Roth argues, however, that frothiness in parts of the high-yield market does not indicate that investors should be concerned about the broader market.
“Overvaluation is not the same thing as a bubble,” he tells Euromoney. “Things aren’t cheap any more in credit, they are fair value. The credit markets care about defaults, which don’t happen outside a recession. The average loss from default on investment grade bonds is around 15 basis points, but the investment grade spread is around 100bp so the risk premium is not unreasonable.
“In high yield the spread is 400bp while historic loss is around 200bp. That 2% risk premium is only a little lower than average. There are pockets of the market which are expensive – covenant-lite loans and dividend recaps, for example. However, fundamentals are great and valuations are OK so the high-yield market is in good shape.”
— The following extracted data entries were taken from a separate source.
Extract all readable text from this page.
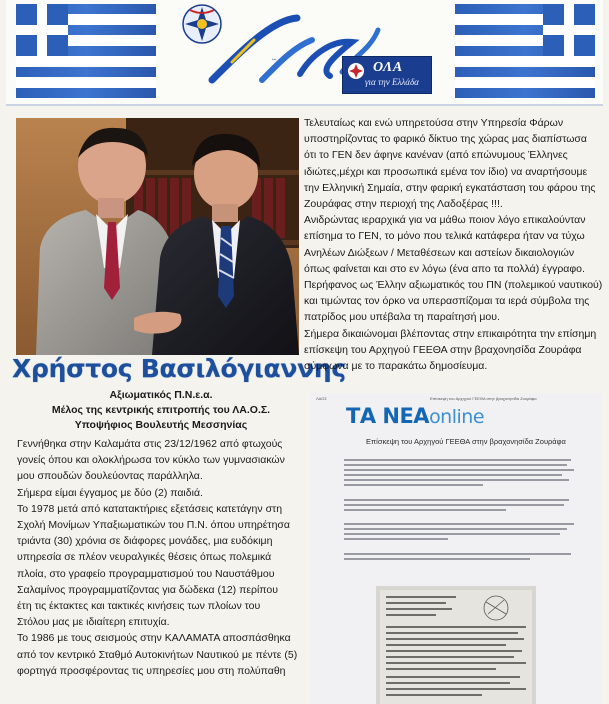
Λαός	ΟΛΑ
για την Ελλάδα
Χρήστος Βασιλόγιαννης
Αξιωματικός Π.Ν.ε.α.
Μέλος της κεντρικής επιτροπής του ΛΑ.Ο.Σ.
Υποψήφιος Βουλευτής Μεσσηνίας

Γεννήθηκα στην Καλαμάτα στις 23/12/1962 από φτωχούς
γονείς όπου και ολοκλήρωσα τον κύκλο των γυμνασιακών
μου σπουδών δουλεύοντας παράλληλα.

Σήμερα είμαι έγγαμος με δύο (2) παιδιά.

Το 1978 μετά από κατατακτήριες εξετάσεις κατετάγην στη
Σχολή Μονίμων Υπαξιωματικών του Π.Ν. όπου υπηρέτησα
τριάντα (30) χρόνια σε διάφορες μονάδες, μια ευδόκιμη
υπηρεσία σε πλέον νευραλγικές θέσεις όπως πολεμικά
πλοία, στο γραφείο προγραμματισμού του Ναυστάθμου
Σαλαμίνος προγραμματίζοντας για δώδεκα (12) περίπου
έτη τις έκτακτες και τακτικές κινήσεις των πλοίων του
Στόλου μας με ιδιαίτερη επιτυχία.

Το 1986 με τους σεισμούς στην ΚΑΛΑΜΑΤΑ αποσπάσθηκα
από τον κεντρικό Σταθμό Αυτοκινήτων Ναυτικού με πέντε (5)
φορτηγά προσφέροντας τις υπηρεσίες μου στη πολύπαθη

Τελευταίως και ενώ υπηρετούσα στην Υπηρεσία Φάρων
υποστηρίζοντας το φαρικό δίκτυο της χώρας μας διαπίστωσα
ότι το ΓΕΝ δεν άφηνε κανέναν (από επώνυμους Έλληνες
ιδιώτες,μέχρι και προσωπικά εμένα τον ίδιο) να αναρτήσουμε
την Ελληνική Σημαία, στην φαρική εγκατάσταση του φάρου της
Ζουράφας στην περιοχή της Λαδοξέρας !!!.

Ανιδρώντας ιεραρχικά για να μάθω ποιον λόγο επικαλούνταν
επίσημα το ΓΕΝ, το μόνο που τελικά κατάφερα ήταν να τύχω
Ανηλέων Διώξεων / Μεταθέσεων και αστείων δικαιολογιών
όπως φαίνεται και στο εν λόγω (ένα απο τα πολλά) έγγραφο.

Περήφανος ως Έλλην αξιωματικός του ΠΝ (πολεμικού ναυτικού)
και τιμώντας τον όρκο να υπερασπίζομαι τα ιερά σύμβολα της
πατρίδος μου υπέβαλα τη παραίτησή μου.

Σήμερα δικαιώνομαι βλέποντας στην επικαιρότητα την επίσημη
επίσκεψη του Αρχηγού ΓΕΕΘΑ στην βραχονησίδα Ζουράφα
σύμφωνα με το παρακάτω δημοσίευμα.

ΛΑΟΣ	Επίσκεψη του Αρχηγού ΓΕΕΘΑ στην βραχονησίδα Ζουράφα
ΤΑ ΝΕΑonline
Επίσκεψη του Αρχηγού ΓΕΕΘΑ στην βραχονησίδα Ζουράφα
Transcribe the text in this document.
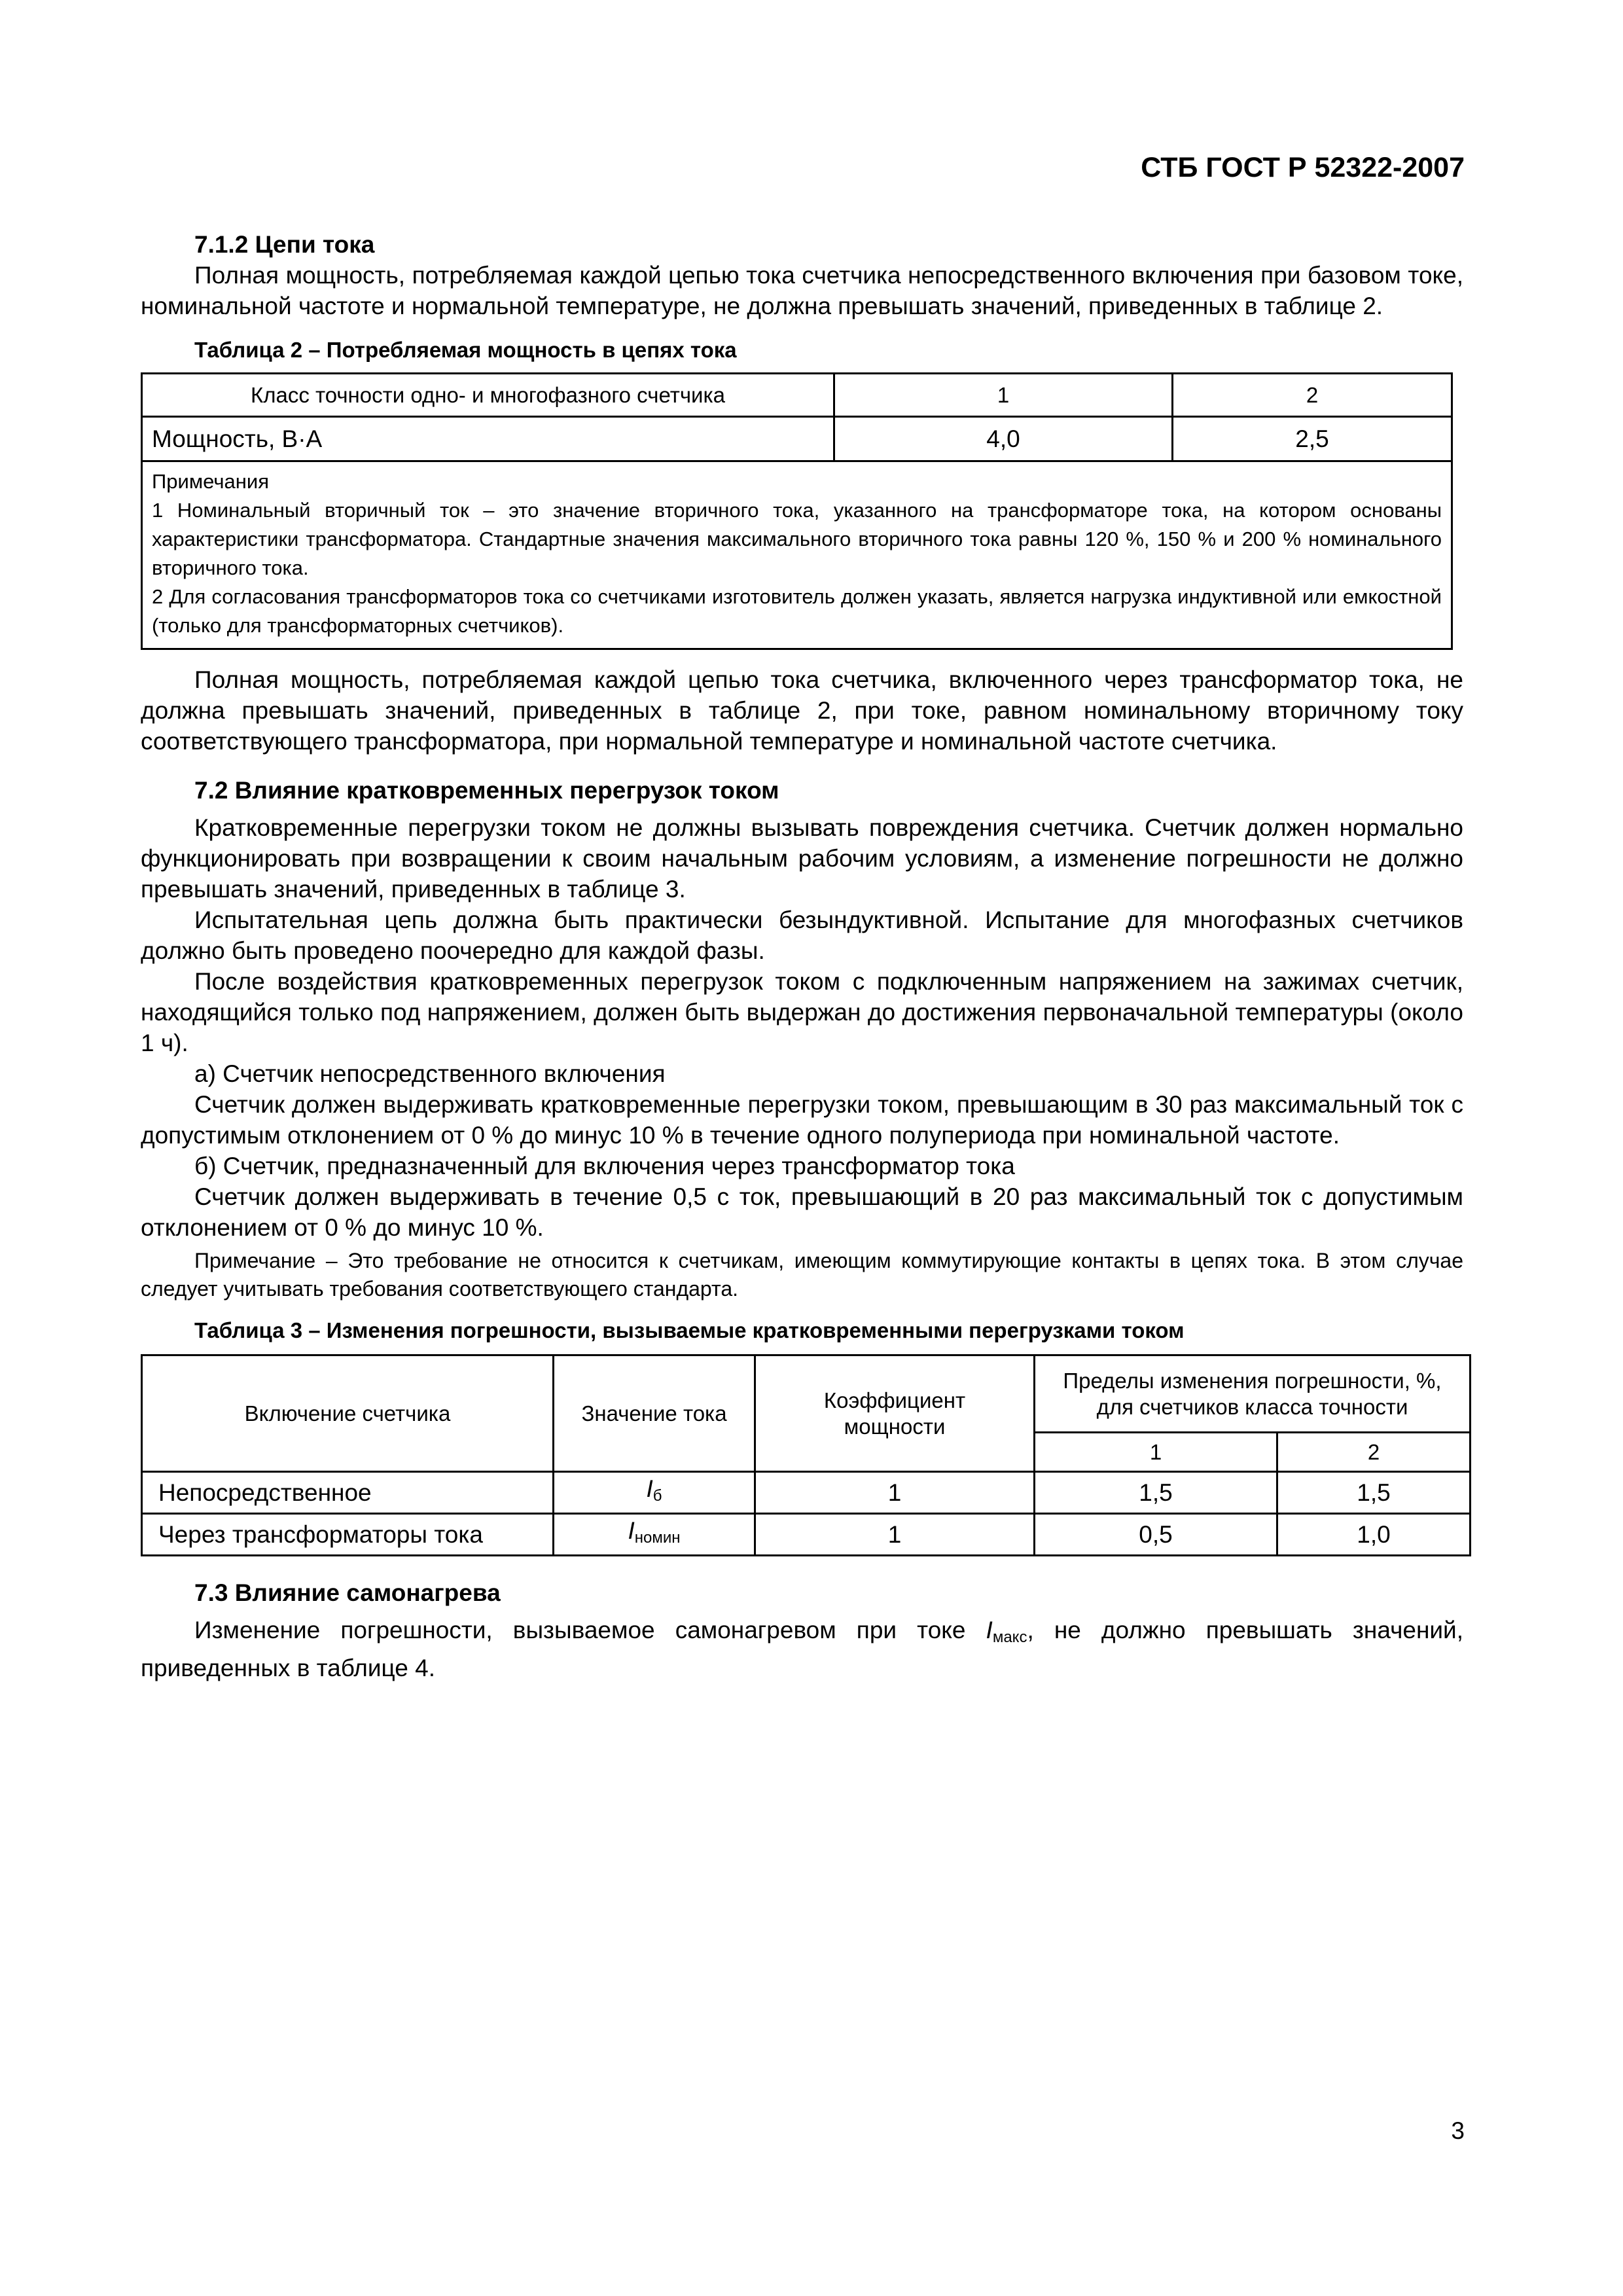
СТБ ГОСТ Р 52322-2007
7.1.2 Цепи тока

Полная мощность, потребляемая каждой цепью тока счетчика непосредственного включения при базовом токе, номинальной частоте и нормальной температуре, не должна превышать значений, приведенных в таблице 2.

Таблица 2 – Потребляемая мощность в цепях тока

Класс точности одно- и многофазного счетчика	1	2
Мощность, В·А	4,0	2,5

Примечания
1 Номинальный вторичный ток – это значение вторичного тока, указанного на трансформаторе тока, на котором основаны характеристики трансформатора. Стандартные значения максимального вторичного тока равны 120 %, 150 % и 200 % номинального вторичного тока.
2 Для согласования трансформаторов тока со счетчиками изготовитель должен указать, является нагрузка индуктивной или емкостной (только для трансформаторных счетчиков).		

Полная мощность, потребляемая каждой цепью тока счетчика, включенного через трансформатор тока, не должна превышать значений, приведенных в таблице 2, при токе, равном номинальному вторичному току соответствующего трансформатора, при нормальной температуре и номинальной частоте счетчика.

7.2 Влияние кратковременных перегрузок током

Кратковременные перегрузки током не должны вызывать повреждения счетчика. Счетчик должен нормально функционировать при возвращении к своим начальным рабочим условиям, а изменение погрешности не должно превышать значений, приведенных в таблице 3.

Испытательная цепь должна быть практически безындуктивной. Испытание для многофазных счетчиков должно быть проведено поочередно для каждой фазы.

После воздействия кратковременных перегрузок током с подключенным напряжением на зажимах счетчик, находящийся только под напряжением, должен быть выдержан до достижения первоначальной температуры (около 1 ч).

а) Счетчик непосредственного включения

Счетчик должен выдерживать кратковременные перегрузки током, превышающим в 30 раз максимальный ток с допустимым отклонением от 0 % до минус 10 % в течение одного полупериода при номинальной частоте.

б) Счетчик, предназначенный для включения через трансформатор тока

Счетчик должен выдерживать в течение 0,5 с ток, превышающий в 20 раз максимальный ток с допустимым отклонением от 0 % до минус 10 %.

Примечание – Это требование не относится к счетчикам, имеющим коммутирующие контакты в цепях тока. В этом случае следует учитывать требования соответствующего стандарта.

Таблица 3 – Изменения погрешности, вызываемые кратковременными перегрузками током

Включение счетчика	Значение тока	Коэффициент мощности	Пределы изменения погрешности, %, для счетчиков класса точности	
			1	2
Непосредственное	$I_б$	1	1,5	1,5
Через трансформаторы тока	$I_{номин}$	1	0,5	1,0
7.3 Влияние самонагрева

Изменение погрешности, вызываемое самонагревом при токе $I_{макс}$, не должно превышать значений, приведенных в таблице 4.

3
However, a high-profile corporate failure like Phones 4U does focus the market’s attention on the level of risk investors have been prepared to take.
“When investors get burned and see a sudden, big price drop on a single credit, it does add to a feeling of slight nervousness in the market,” says ICG’s Kent Kershaw. “Phones 4U has created some market noise.”
However, Michael Kushma, head of global fixed income at Morgan Stanley Investment Management, advocates calm. With defaults very sticky at around 2%, there is little cause for concern.
“The high-yield market blows up when there is a recession or inflation goes up,” he says. “The probability of either at the moment is close to zero. Central banks are more afraid of downside risks, so the policy response is in your favour.”
However, investors holding triple-C or lower-rated paper that has refinanced the investment of private-equity sponsors in the credit would be well-advised to pay close attention.